Oui : trois ans après son premier succès littéraire, Lale Gül se sent libre ; mais également déboussolée, en proie à des crises de panique ou de haine-de-soi, cultivant un jour sa solitude, la maudissant le lendemain. Les menaces, quant à elles, ne se tarissent pas. Lale ne digère pas les « accusations » provenant des cercles communautaristes, selon lesquels elle cherche à se faire passer pour « une femme blanche néerlandaise ». Un dilemme la taraude : doit-elle répondre aux supplications de sa sœur, porter de nouveau le voile, demander pardon à sa famille et revenir à l’islam, pour aller mieux ? Doit-elle céder au chantage au suicide de sa mère, qui estime qu’elle est « morte » à ses yeux « depuis qu’elle ne se prosterne plus devant Allah »? Tous ces combats et dilemmes constituent les moments forts du livre, lesté inutilement selon moi par le récit de frasques dans un club échangiste en Espagne. 

Récupérée par Geert Wilders

Si, dans son premier livre, Lale Gül avait parlé avec une certaine pudeur de sa situation familiale, elle révèle à présent le détail effrayant du fameux soir de la rupture : sa mère l’a battue avec un soulier et lui a donné des coups de pieds, tandis que ses oncles et tantes y allaient carrément de leurs poings, sans la moindre retenue. Son frère aîné, bien que lui étant hostile, est le seul à avoir tenté de la protéger tant bien que mal ce soir-là.
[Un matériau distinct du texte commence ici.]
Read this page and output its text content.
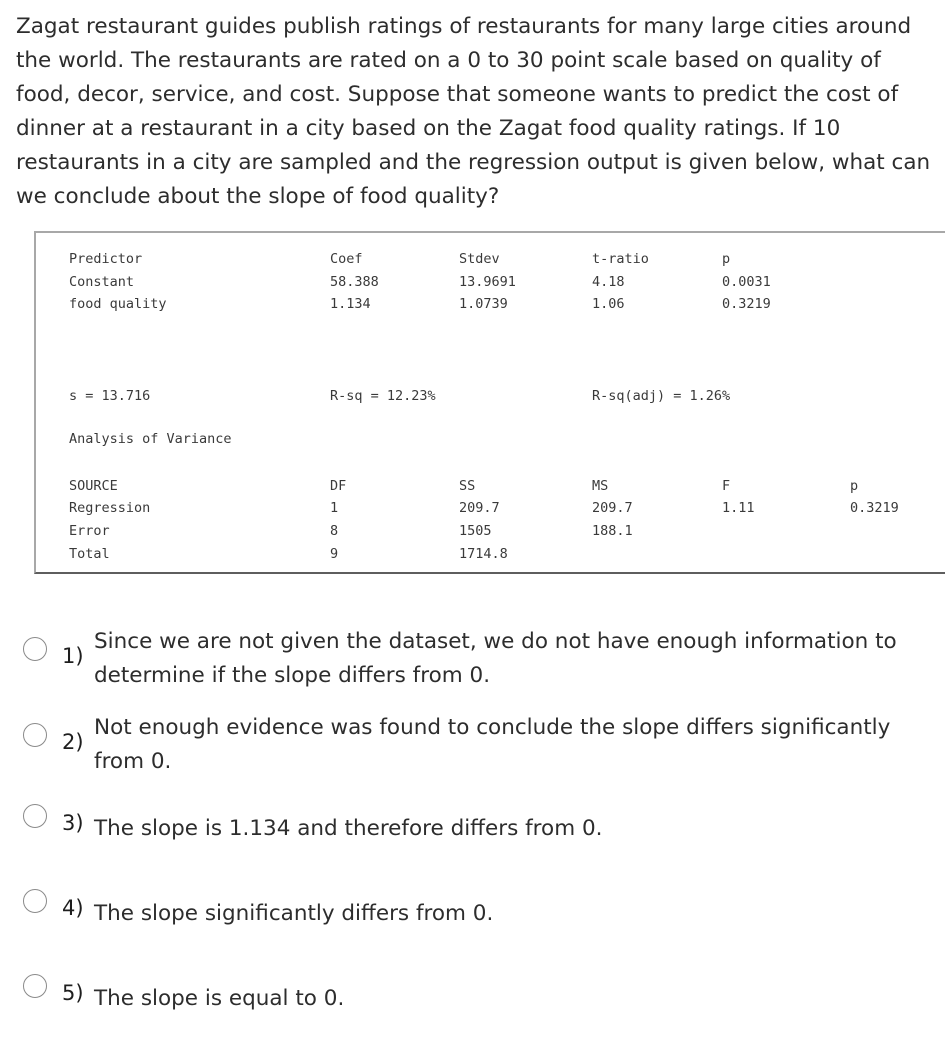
Zagat restaurant guides publish ratings of restaurants for many large cities around the world. The restaurants are rated on a 0 to 30 point scale based on quality of food, decor, service, and cost. Suppose that someone wants to predict the cost of dinner at a restaurant in a city based on the Zagat food quality ratings. If 10 restaurants in a city are sampled and the regression output is given below, what can we conclude about the slope of food quality?
Predictor	Coef	Stdev	t-ratio	p
Constant	58.388	13.9691	4.18	0.0031
food quality	1.134	1.0739	1.06	0.3219
s = 13.716	R-sq = 12.23%	R-sq(adj) = 1.26%
Analysis of Variance
SOURCE	DF	SS	MS	F	p
Regression	1	209.7	209.7	1.11	0.3219
Error	8	1505	188.1
Total	9	1714.8
1)
Since we are not given the dataset, we do not have enough information to determine if the slope differs from 0.
2)
Not enough evidence was found to conclude the slope differs significantly from 0.
3) The slope is 1.134 and therefore differs from 0.
4) The slope significantly differs from 0.
5) The slope is equal to 0.
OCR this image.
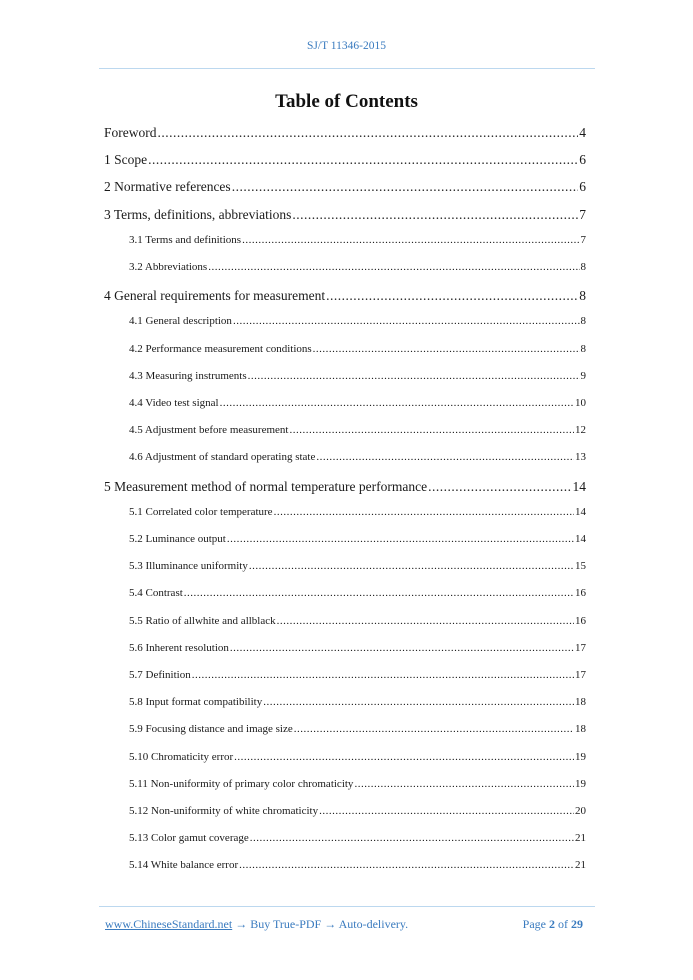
SJ/T 11346-2015
Table of Contents
Foreword .....	4
1 Scope .....	6
2 Normative references .....	6
3 Terms, definitions, abbreviations .....	7
3.1 Terms and definitions .....	7
3.2 Abbreviations .....	8
4 General requirements for measurement .....	8
4.1 General description .....	8
4.2 Performance measurement conditions .....	8
4.3 Measuring instruments .....	9
4.4 Video test signal .....	10
4.5 Adjustment before measurement .....	12
4.6 Adjustment of standard operating state .....	13
5 Measurement method of normal temperature performance .....	14
5.1 Correlated color temperature .....	14
5.2 Luminance output .....	14
5.3 Illuminance uniformity .....	15
5.4 Contrast .....	16
5.5 Ratio of allwhite and allblack .....	16
5.6 Inherent resolution .....	17
5.7 Definition .....	17
5.8 Input format compatibility .....	18
5.9 Focusing distance and image size .....	18
5.10 Chromaticity error .....	19
5.11 Non-uniformity of primary color chromaticity .....	19
5.12 Non-uniformity of white chromaticity .....	20
5.13 Color gamut coverage .....	21
5.14 White balance error .....	21
www.ChineseStandard.net → Buy True-PDF → Auto-delivery.	Page 2 of 29
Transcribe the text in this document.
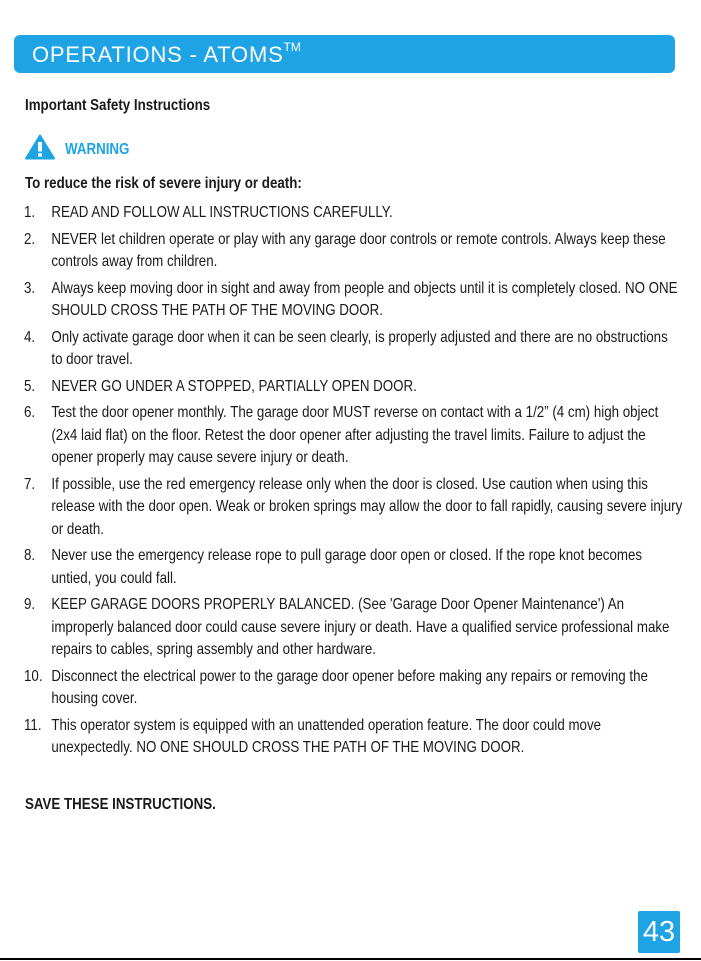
OPERATIONS - ATOMS™
Important Safety Instructions
WARNING
To reduce the risk of severe injury or death:
1. READ AND FOLLOW ALL INSTRUCTIONS CAREFULLY.
2. NEVER let children operate or play with any garage door controls or remote controls. Always keep these controls away from children.
3. Always keep moving door in sight and away from people and objects until it is completely closed. NO ONE SHOULD CROSS THE PATH OF THE MOVING DOOR.
4. Only activate garage door when it can be seen clearly, is properly adjusted and there are no obstructions to door travel.
5. NEVER GO UNDER A STOPPED, PARTIALLY OPEN DOOR.
6. Test the door opener monthly. The garage door MUST reverse on contact with a 1/2” (4 cm) high object (2x4 laid flat) on the floor. Retest the door opener after adjusting the travel limits. Failure to adjust the opener properly may cause severe injury or death.
7. If possible, use the red emergency release only when the door is closed. Use caution when using this release with the door open. Weak or broken springs may allow the door to fall rapidly, causing severe injury or death.
8. Never use the emergency release rope to pull garage door open or closed. If the rope knot becomes untied, you could fall.
9. KEEP GARAGE DOORS PROPERLY BALANCED. (See 'Garage Door Opener Maintenance') An improperly balanced door could cause severe injury or death. Have a qualified service professional make repairs to cables, spring assembly and other hardware.
10. Disconnect the electrical power to the garage door opener before making any repairs or removing the housing cover.
11. This operator system is equipped with an unattended operation feature. The door could move unexpectedly. NO ONE SHOULD CROSS THE PATH OF THE MOVING DOOR.
SAVE THESE INSTRUCTIONS.
43
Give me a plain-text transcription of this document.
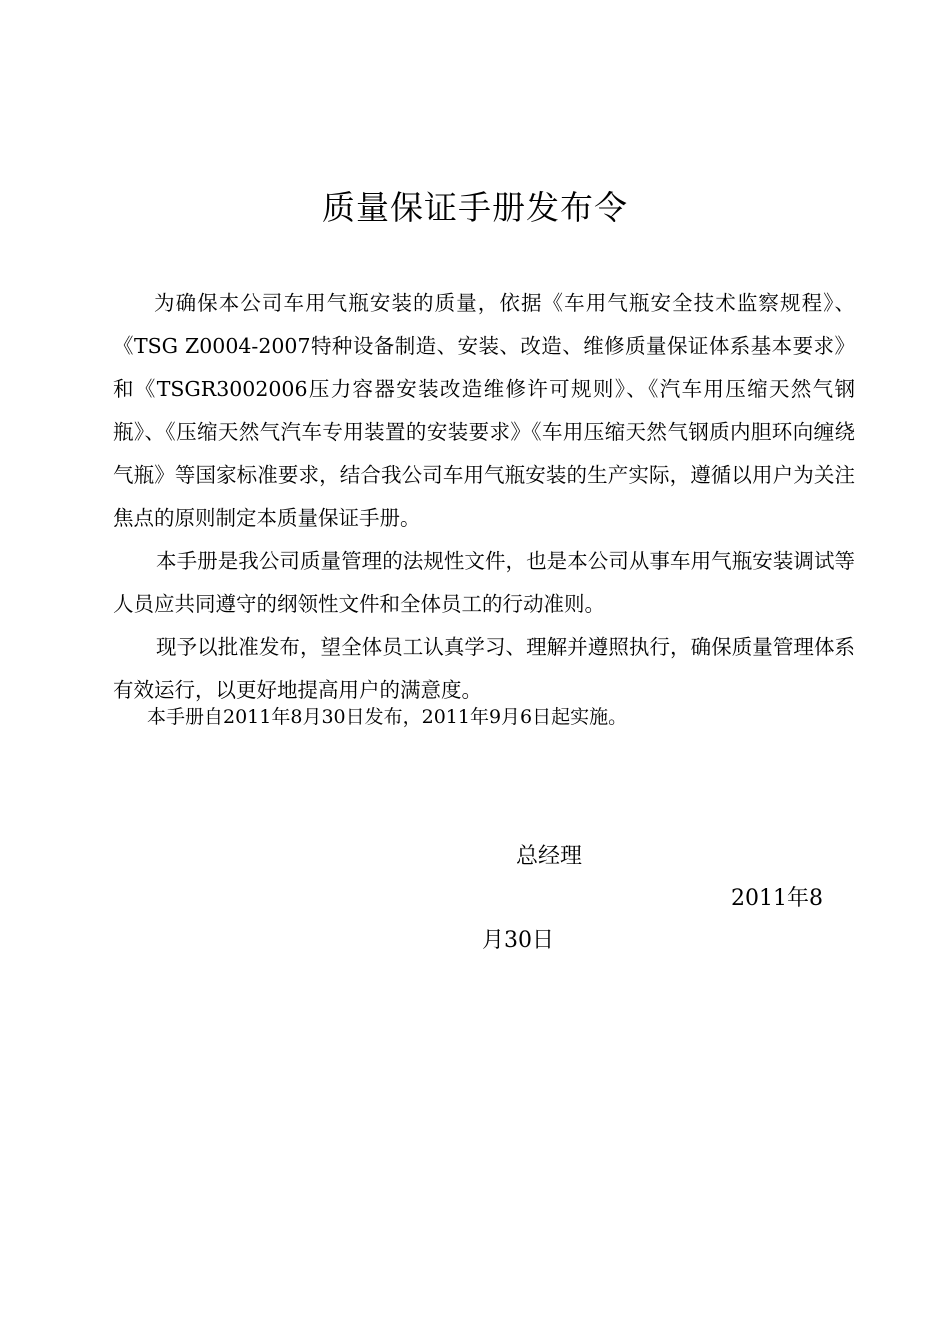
质量保证手册发布令

为确保本公司车用气瓶安装的质量，依据《车用气瓶安全技术监察规程》、《TSG Z0004-2007特种设备制造、安装、改造、维修质量保证体系基本要求》和《TSGR3002006压力容器安装改造维修许可规则》、《汽车用压缩天然气钢瓶》、《压缩天然气汽车专用装置的安装要求》《车用压缩天然气钢质内胆环向缠绕气瓶》等国家标准要求，结合我公司车用气瓶安装的生产实际，遵循以用户为关注焦点的原则制定本质量保证手册。

本手册是我公司质量管理的法规性文件，也是本公司从事车用气瓶安装调试等人员应共同遵守的纲领性文件和全体员工的行动准则。

现予以批准发布，望全体员工认真学习、理解并遵照执行，确保质量管理体系有效运行，以更好地提高用户的满意度。

本手册自2011年8月30日发布，2011年9月6日起实施。
总经理
2011年8
月30日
Quelques heures auparavant, Lale Gül avait assuré la publicité de son premier livre dans un programme de télévision à large audience. Puisque ses parents ne regardaient que la télé turque, leur fille se croyait à l’abri. Grave erreur, puisque des gens du quartier l’ont reconnue et ont entendu ce que la petite Lale disait d’eux… De retour chez elle, après l’émission en direct, un comité d’accueil hystérique et violent l’attendait. Elle réussit heureusement à s’enfuir de cet enfer familial le soir même. Errant dans la nuit dans une ville déserte, elle trouve de l’aide avec le peu de batterie qu’il reste sur son portable auprès de la mairie, qui lui procure un lieu sûr.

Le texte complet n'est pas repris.